It has been about eight weeks since I’ve been abroad and I’ve almost perfected my low octave, calming, assertive, yet not too assertive voice that I must use when addressing my Caucasian female counterparts. When I thought about studying abroad, I craved the academic freedom to be able to speak as I feel and think. I wanted the opportunity to be able to engage with my peers in a way that I was maybe fearful of doing back in the states. I wanted openness. I wanted the setting to be able to express myself in a way that I had not discovered before, comfortably black and educated. I was wrong. Boy, was I wrong.
I believed in the ideas instilled in me by my mother about being a strong black woman even when I’m at my most vulnerable or don’t feel strong at all. I’ve marched into my twenties and into my academic career with this mindset. Ready and willing to calmly, but assertively, say what I needed to say and stand up for myself, I stepped into London with a new confidence. I was a “grown” woman now.
I learned quickly that my understanding of calm and assertive would easily be mistaken for bullying and aggression. My occasional concentrated silence would soon be described as “an attacking energy”. I was having a crisis. Was my voice so strong that it was scaring people? Were the things I was saying really that different from the things everyone else was saying? Did I not have the right to ask for compromise? I was scared, vulnerable and introspective in a new way. For the first time in my life, I questioned whether or not I knew how I was being perceived. I had always known myself as an assertive person, but the idea that I could be aggressive was almost shocking to me. Then I understood a reality that I was aware of, but never so clearly before my study abroad journey. Could it be that it was not the things that I was saying or even how I was saying them, but perhaps it was because it was me who was saying then? I observed the language of my Caucasian counterparts and realized the lax nature was something that I didn’t even partake in. I was careful about my words and understood that my cultural language barrier was one that could not be taken lightly. But when I heard that I had simply looked at a Caucasian young woman and she felt like I was going to “attack her”, that’s when I knew it was nothing I had done.
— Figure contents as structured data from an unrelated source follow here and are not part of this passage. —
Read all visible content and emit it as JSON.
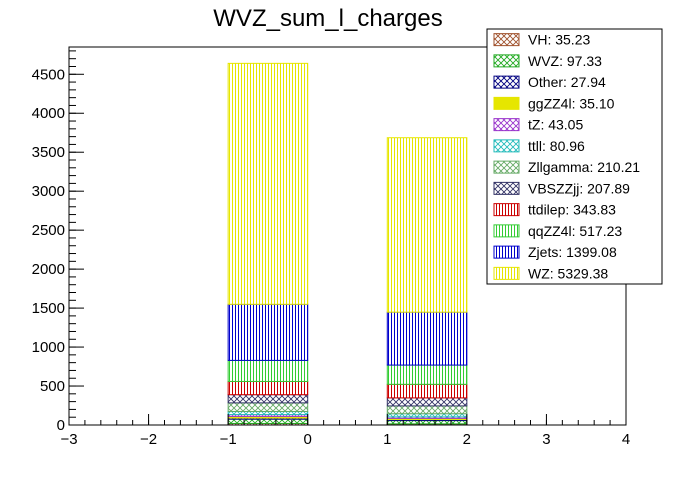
{
  "chart_data": {
    "type": "bar",
    "stacked": true,
    "title": "WVZ_sum_l_charges",
    "xlabel": "",
    "ylabel": "",
    "xlim": [
      -3,
      4
    ],
    "ylim": [
      0,
      4850
    ],
    "x_ticks": [
      -3,
      -2,
      -1,
      0,
      1,
      2,
      3,
      4
    ],
    "y_ticks": [
      0,
      500,
      1000,
      1500,
      2000,
      2500,
      3000,
      3500,
      4000,
      4500
    ],
    "bins": [
      [
        -1,
        0
      ],
      [
        1,
        2
      ]
    ],
    "legend_position": "top-right",
    "series": [
      {
        "name": "VH",
        "legend": "VH: 35.23",
        "color": "#a0522d",
        "pattern": "crosshatch",
        "values": [
          20,
          15
        ]
      },
      {
        "name": "WVZ",
        "legend": "WVZ: 97.33",
        "color": "#22aa22",
        "pattern": "crosshatch",
        "values": [
          55,
          42
        ]
      },
      {
        "name": "Other",
        "legend": "Other: 27.94",
        "color": "#000080",
        "pattern": "crosshatch",
        "values": [
          15,
          13
        ]
      },
      {
        "name": "ggZZ4l",
        "legend": "ggZZ4l: 35.10",
        "color": "#e6e600",
        "pattern": "solid",
        "values": [
          20,
          15
        ]
      },
      {
        "name": "tZ",
        "legend": "tZ: 43.05",
        "color": "#9933cc",
        "pattern": "crosshatch",
        "values": [
          24,
          19
        ]
      },
      {
        "name": "ttll",
        "legend": "ttll: 80.96",
        "color": "#22bbbb",
        "pattern": "crosshatch",
        "values": [
          40,
          41
        ]
      },
      {
        "name": "Zllgamma",
        "legend": "Zllgamma: 210.21",
        "color": "#66aa66",
        "pattern": "crosshatch",
        "values": [
          110,
          100
        ]
      },
      {
        "name": "VBSZZjj",
        "legend": "VBSZZjj: 207.89",
        "color": "#333366",
        "pattern": "crosshatch",
        "values": [
          105,
          103
        ]
      },
      {
        "name": "ttdilep",
        "legend": "ttdilep: 343.83",
        "color": "#cc0000",
        "pattern": "vertical",
        "values": [
          170,
          174
        ]
      },
      {
        "name": "qqZZ4l",
        "legend": "qqZZ4l: 517.23",
        "color": "#33cc33",
        "pattern": "vertical",
        "values": [
          270,
          247
        ]
      },
      {
        "name": "Zjets",
        "legend": "Zjets: 1399.08",
        "color": "#0000cc",
        "pattern": "vertical",
        "values": [
          720,
          679
        ]
      },
      {
        "name": "WZ",
        "legend": "WZ: 5329.38",
        "color": "#e6e600",
        "pattern": "vertical",
        "values": [
          3091,
          2238
        ]
      }
    ]
  }
}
Black women everywhere are plagued with the stigmas of being angry or aggressive by default whenever they seemingly disagree with a norm. At any educational or professional success, Black women are subjected to the pressures of being persuaded to be quieter and compliant. I am not exempt from this reality.
I was surprised and hurt by my discovery. I felt my nerves inch towards the idea of quieting myself for good. But I knew I couldn’t allow myself to forget the dreams and goals I set for myself in my progress to become a global citizen.
I have still taken caution and perfected my low octave voice, but I’m still open to all of the things I wanted to gain from studying abroad. These experiences can only strengthen me and open my worldview as a more compassionate and understanding person. I feel encouraged as a black woman to keep encouraging other black women to continue their journeys with their heads held high. Being a global citizen is possible but it’s not easy and that’s a hard lesson to learn. I’m ready for even more lessons and tests and to only continue growing.